It is not uncommon for healthcare workers in Florida and other states to have administrative duties at the end of their shifts. In many cases, these workers tend to patients throughout their shifts, leaving no time to record the necessary notes prior to going off duty. Sadly, the extra time spent on those duties are seldom recognized by employers. This oversight often leads to unpaid overtime claims.
A former employee of an elder care facility in another state recently filed a lawsuit against her employers, alleging their failure to remunerate her for extra hours worked. The nurse claims to have regularly worked without taking breaks and working beyond the end of her shift. She says the additional hours were required for completing essential administrative tasks because there was no time to complete them during her shift.
Court documents indicate that the plaintiff has 34 years of experience as a registered nurse, and she was in charge of other staff members in caring for about 42 patients and residents. She alleges that her employers pressured her not to record the extra hours she worked. It was further reported that approximately 50 former employees of this facility claim to have been short paid while they worked there. This includes workers who had been employed by the company over the past five years. A request to file a class action lawsuit was handed to a superior court judge.
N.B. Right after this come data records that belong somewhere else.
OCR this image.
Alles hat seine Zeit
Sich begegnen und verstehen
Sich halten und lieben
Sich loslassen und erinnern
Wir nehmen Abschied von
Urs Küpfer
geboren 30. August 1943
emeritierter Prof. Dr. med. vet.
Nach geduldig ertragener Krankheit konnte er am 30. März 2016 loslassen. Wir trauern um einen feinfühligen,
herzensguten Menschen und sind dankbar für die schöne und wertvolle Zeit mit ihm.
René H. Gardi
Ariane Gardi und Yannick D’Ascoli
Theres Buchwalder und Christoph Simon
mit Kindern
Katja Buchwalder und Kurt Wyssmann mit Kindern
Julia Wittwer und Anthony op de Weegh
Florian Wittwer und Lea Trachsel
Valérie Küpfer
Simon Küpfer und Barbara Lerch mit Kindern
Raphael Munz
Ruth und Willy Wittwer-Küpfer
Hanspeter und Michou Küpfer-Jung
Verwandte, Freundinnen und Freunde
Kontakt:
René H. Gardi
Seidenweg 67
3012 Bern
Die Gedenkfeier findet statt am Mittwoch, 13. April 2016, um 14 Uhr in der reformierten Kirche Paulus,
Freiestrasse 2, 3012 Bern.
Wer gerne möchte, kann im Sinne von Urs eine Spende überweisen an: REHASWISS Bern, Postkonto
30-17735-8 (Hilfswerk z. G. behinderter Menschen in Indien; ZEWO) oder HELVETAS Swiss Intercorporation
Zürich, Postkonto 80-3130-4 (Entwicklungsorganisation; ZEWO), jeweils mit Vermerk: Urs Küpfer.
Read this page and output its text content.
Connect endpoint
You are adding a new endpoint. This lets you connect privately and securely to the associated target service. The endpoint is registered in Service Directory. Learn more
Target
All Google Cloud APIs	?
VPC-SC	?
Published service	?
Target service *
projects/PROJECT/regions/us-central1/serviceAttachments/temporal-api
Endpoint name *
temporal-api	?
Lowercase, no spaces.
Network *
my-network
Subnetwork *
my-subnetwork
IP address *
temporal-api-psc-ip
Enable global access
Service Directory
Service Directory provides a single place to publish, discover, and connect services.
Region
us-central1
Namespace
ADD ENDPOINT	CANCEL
Healthcare workers in Florida will know that the needs of patients cannot be switched off at the end of a work shift. Nursing is a job that often requires extra time that workers do not hesitate to give, and for which employers should not hesitate to pay. Victims of unpaid overtime may seek recovery of financial losses and other damages by filing civil lawsuits against their employers. It is not uncommon for employers who treat one worker unfairly to do the same with others. Class action cases may be best navigated by an experienced employment law attorney.